Volyova n’avait pas besoin de lui demander à quel nom elle faisait allusion.
— Vous avez réagi comme si vous le reconnaissiez.
— Nous l’avons reconnu tous les deux. « Voleur de Soleil » est un nom amarantin ; c’est un de leurs dieux, une figure mythique, ou peut-être un personnage historique réel. Mais Dan était trop têtu – ou peut-être trop effrayé – pour l’admettre.

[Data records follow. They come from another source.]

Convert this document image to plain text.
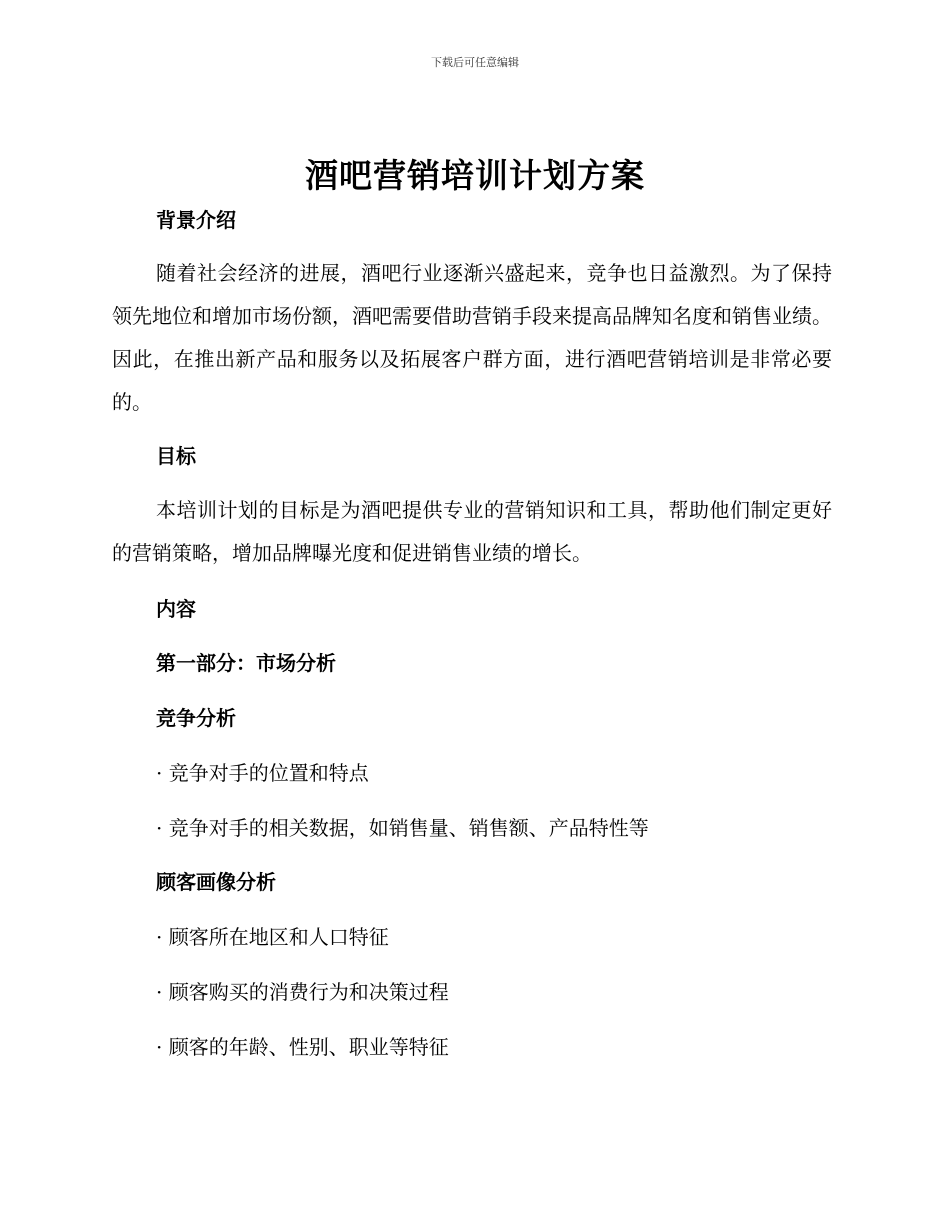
下载后可任意编辑
酒吧营销培训计划方案
背景介绍

随着社会经济的进展，酒吧行业逐渐兴盛起来，竞争也日益激烈。为了保持领先地位和增加市场份额，酒吧需要借助营销手段来提高品牌知名度和销售业绩。因此，在推出新产品和服务以及拓展客户群方面，进行酒吧营销培训是非常必要的。

目标

本培训计划的目标是为酒吧提供专业的营销知识和工具，帮助他们制定更好的营销策略，增加品牌曝光度和促进销售业绩的增长。

内容
第一部分：市场分析
竞争分析
· 竞争对手的位置和特点
· 竞争对手的相关数据，如销售量、销售额、产品特性等
顾客画像分析
· 顾客所在地区和人口特征
· 顾客购买的消费行为和决策过程
· 顾客的年龄、性别、职业等特征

Volyova regarda à nouveau son bracelet ; toujours rien. Puis elle attendit que Pascale raconte son histoire. Et elle la raconta bien ; sans préambule, sans perdre de temps à planter le décor. Elle décrivit quelques faits bien choisis, esquissés avec une remarquable économie de moyens, et Volyova en retira une bonne idée d’ensemble. Elle comprenait enfin pourquoi Pascale avait entrepris la biographie de Sylveste. Elle leur parla des Amarantins, ces créatures d’origine avienne, aujourd’hui disparues, qui avaient vécu sur Resurgam. Sylveste en avait suffisamment parlé à l’équipage pour qu’il resitue l’histoire dans son contexte, mais cette nouvelle allusion aux Amarantins était troublante. Volyova n’aimait pas penser que ses problèmes étaient, d’une certaine façon, liés aux Vélaires ; là, au moins, la causalité était assez claire. Mais comment les Amarantins s’intégraient-ils dans tout ça ? Quel lien pouvait-il y avoir entre deux espèces non humaines radicalement différentes, qui avaient toutes les deux depuis longtemps disparu du paysage galactique ? Même les échelles temporelles offraient une disparité radicale : d’après ce que Lascaille avait dit à Sylveste, les Vélaires avaient disparu – peut-être en se repliant dans leurs sphères d’espace-temps restructuré – des millions d’années avant l’apparition des Amarantins, emportant avec eux des objets et des techniques trop redoutables pour être laissés à la portée d’espèces moins expérimentées. Après tout, c’était ce qui avait attiré Sylveste et Lefèvre vers la frange du Voile : l’attrait de toutes ces connaissances emmagasinées. Les Vélaires étaient ce que les hommes avaient vu de plus éloigné d’eux : des êtres cauchemardesques, dotés d’une carapace et de plusieurs membres. Par contraste, bien que non humains, les Amarantins, ces bipèdes qui semblaient descendre des oiseaux, étaient moins bouleversants.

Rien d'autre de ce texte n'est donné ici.